Multiprocessing

It's impossible to use apscheduler pool executors with hooks because HookContext is not pickle-serializable. So, they are forbidden now in advanced.scheduler config. However, thread/process pools can come in handy in many situations, and it would be nice to have them in DipDup context. For now, I can suggest implementing custom commands as a workaround to perform any resource-hungry tasks within them. Put the following code in <project>/cli.py:

from contextlib import AsyncExitStack

import asyncclick as click
from dipdup.cli import cli, cli_wrapper
from dipdup.config import DipDupConfig
from dipdup.context import DipDupContext
from dipdup.utils.database import tortoise_wrapper


@cli.command(help='Run heavy calculations')
@click.pass_context
@cli_wrapper
async def do_something_heavy(ctx):
    config: DipDupConfig = ctx.obj.config
    url = config.database.connection_string
    models = f'{config.package}.models'

    async with AsyncExitStack() as stack:
        await stack.enter_async_context(tortoise_wrapper(url, models))
        ...

if __name__ == '__main__':
    cli(prog_name='dipdup', standalone_mode=False)  # type: ignore

Then use python -m <project>.cli instead of dipdup as an entrypoint.
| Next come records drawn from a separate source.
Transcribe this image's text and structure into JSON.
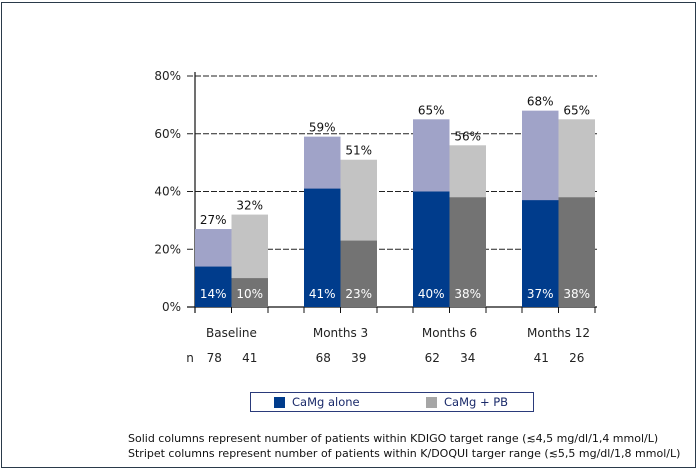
{
  "chart_data": {
    "type": "bar",
    "stacked_pairs": true,
    "title": "",
    "xlabel": "",
    "ylabel": "",
    "ylim": [
      0,
      80
    ],
    "yticks": [
      "0%",
      "20%",
      "40%",
      "60%",
      "80%"
    ],
    "ytick_values": [
      0,
      20,
      40,
      60,
      80
    ],
    "grid": "dashed horizontal",
    "categories": [
      "Baseline",
      "Months 3",
      "Months 6",
      "Months 12"
    ],
    "n_label": "n",
    "series": [
      {
        "name": "CaMg alone",
        "solid_label": "KDIGO",
        "kdigo_values": [
          14,
          41,
          40,
          37
        ],
        "kdoqi_values": [
          27,
          59,
          65,
          68
        ],
        "n": [
          78,
          68,
          62,
          41
        ],
        "solid_color": "#003c8c",
        "light_color": "#a0a3c8"
      },
      {
        "name": "CaMg + PB",
        "kdigo_values": [
          10,
          23,
          38,
          38
        ],
        "kdoqi_values": [
          32,
          51,
          56,
          65
        ],
        "n": [
          41,
          39,
          34,
          26
        ],
        "solid_color": "#737373",
        "light_color": "#c3c3c3"
      }
    ],
    "legend": {
      "position": "bottom-center",
      "entries": [
        {
          "label": "CaMg alone",
          "color": "#003c8c"
        },
        {
          "label": "CaMg + PB",
          "color": "#a6a6a6"
        }
      ]
    },
    "notes": [
      "Solid columns represent number of patients within KDIGO target range (≲4,5 mg/dl/1,4 mmol/L)",
      "Stripet columns represent number of patients within K/DOQUI targer range (≲5,5 mg/dl/1,8 mmol/L)"
    ]
  }
}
Now you can call do-something-heavy like any other dipdup command. dipdup.cli:cli group handles arguments and config parsing, graceful shutdown, and other boilerplate. The rest is on you; use dipdup.dipdup:DipDup.run as a reference. And keep in mind that Tortoise ORM is not thread-safe. I aim to implement ctx.pool_apply and ctx.pool_map methods to execute code in pools with magic within existing DipDup hooks, but no ETA yet.